When you are using a landwalk ability, the particular opponent whom the creature is attacking must have the appropriate land type in play. Cards whose strength is dependent on your lands, or your opponent's, should have this type of logic applied to them. For example, Gaea's Liege will only gain power for the forests controlled by the player whom it is attacking. When not attacking, it will only gain power for the controller's forests (and not necessarily for the forests where it is stationed.
Players on the same team are only allowed minimal communication. They may confer about strategy before the game, and tune their decks to interact properly. However, once the game begins the players are restricted to discussing cards in play and cards known to all players. In other words, if a General wants to talk about a particular card from his hand, he must show the card to everyone.
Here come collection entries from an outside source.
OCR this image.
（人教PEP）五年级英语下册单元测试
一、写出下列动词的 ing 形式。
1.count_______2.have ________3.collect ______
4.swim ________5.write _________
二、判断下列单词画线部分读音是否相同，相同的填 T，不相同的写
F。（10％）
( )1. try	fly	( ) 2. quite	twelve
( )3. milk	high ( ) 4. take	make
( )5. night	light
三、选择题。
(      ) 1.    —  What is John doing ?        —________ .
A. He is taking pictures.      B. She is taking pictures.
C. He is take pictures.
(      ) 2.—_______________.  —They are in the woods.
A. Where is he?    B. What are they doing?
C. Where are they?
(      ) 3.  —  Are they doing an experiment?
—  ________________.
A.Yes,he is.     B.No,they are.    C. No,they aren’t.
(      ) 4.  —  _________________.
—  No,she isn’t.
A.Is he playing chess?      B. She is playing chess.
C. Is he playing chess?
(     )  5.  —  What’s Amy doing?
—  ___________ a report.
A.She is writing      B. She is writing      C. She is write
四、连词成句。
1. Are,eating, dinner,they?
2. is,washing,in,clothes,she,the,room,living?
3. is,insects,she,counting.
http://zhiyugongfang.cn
This restriction allows questions like "wouldn't it be nice if that Prodigal Sorcerer were to suddenly die?" However, it prevents Emperors from looking at their General's hands and mulling over the entire range of possibilities. Even if the Emperor has a Glasses of Urza in play, she can only use it to look at her opponents' cards. For a more challenging variation, you may choose to entirely prohibit communication between team members during the game.
So, set the table, get plenty of snacks, and play a few games of Emperor Magic. You will probably find that the strategy changes immensely in this teamwork oriented configuration. Games are ultimately more involved, more dynamic, and quite a bit more satisfying (for the wizards who survive.) And if you happen to get Fireballed early on you have a great opportunity to retune your deck. In fact, you might want to let the wizard who dies be your next Emperor. Or you could just send him down the street for a bag of cheese balls.